The click of a bulb, pink eyelids turn black, crickets loud outside the window. Is she imagining his breathing, heavier, tortured by something he cannot say?

He really loved her.

“Hey,” comes his voice. “So, I’ve been debating if I should tell you this.”

Breath stiff in her throat. “Yeah?”

He sighs for a long moment. “What you said the other day. Or thought you remembered. I don’t want you to think she didn’t care about you. She would hate for you to think that.”

“Please just say it.”

“She was going to leave him. Your dad. She wanted to bring you with her. I don’t know if that’s something you knew already, but I thought you might not, so I thought I should say it.”

“Oh.”

“Sorry. If that’s weird.”

In the half-light of the moon sliding under the shade, she wonders at the human capacity for blindness, at her own weak will for the truth.

How could he possibly know that?

If. If he was trying to tell her that early night, with the photograph of her laughing in his apartment.

Horrible, hideous, intrusive if, buzzing like a gnat.

If, then.
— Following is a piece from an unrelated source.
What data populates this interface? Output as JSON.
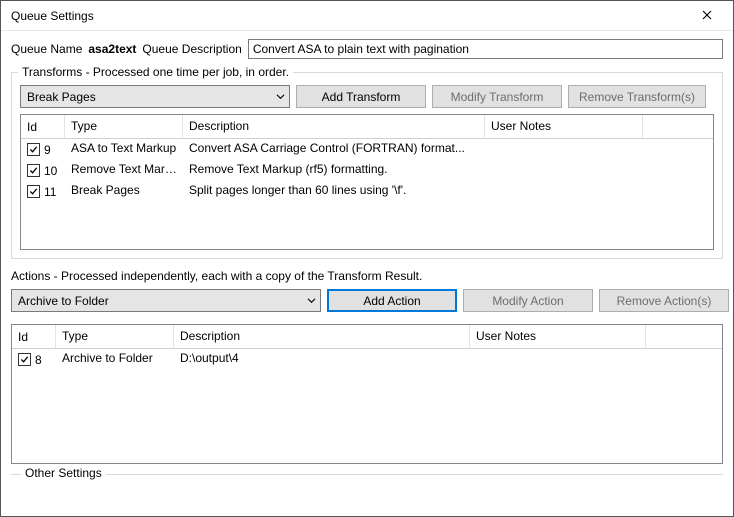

If Sebastian was right all along.

If it all fit into place, the tabloid article, Orson’s embarrassment.

The nude photographs. Do they have his gaze?
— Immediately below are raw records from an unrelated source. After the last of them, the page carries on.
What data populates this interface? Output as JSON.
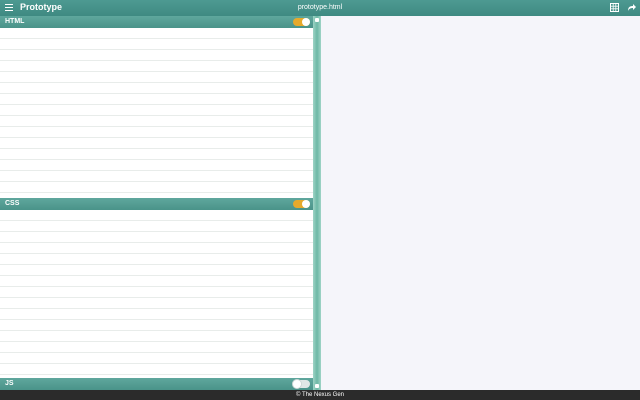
{
  "header": {
    "app_title": "Prototype",
    "file_name": "prototype.html",
    "icons": [
      "menu-icon",
      "grid-icon",
      "share-icon"
    ]
  },
  "sections": {
    "html": {
      "label": "HTML",
      "enabled": true
    },
    "css": {
      "label": "CSS",
      "enabled": true
    },
    "js": {
      "label": "JS",
      "enabled": false
    }
  },
  "footer": {
    "text": "© The Nexus Gen"
  },
  "colors": {
    "header": "#3f8a82",
    "section_header": "#4a9389",
    "toggle_on": "#e6a92b",
    "splitter": "#6db8a6",
    "preview_bg": "#f5f5fa"
  }
}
Could she recognize it? If Orson slept with her mother, then what would that make her?

Has she made a mistake, trusting an actor for all of these years?

This is the way it might have happened: her mother (drunk?

borrow, here, the memory of red wine and raised voices) arriving at Orson’s apartment.

He, bewildered, but easily flattered. Maybe they regretted it.

But maybe it happened again and again. They would have buried it, tried to keep it from permeating her other life.

Her father may never have known. Was it a fling? Or was it love?

Maybe someone else can ask.

Viola

Do you want to come visit?

If she could just hear him say: That never happened. She’d believe him, wouldn’t she? It would be enough. It would make it all bearable, anything the tabloids threw at them, she would be ready.

And if it did happen?

Well, it’s a risk she’s willing to take.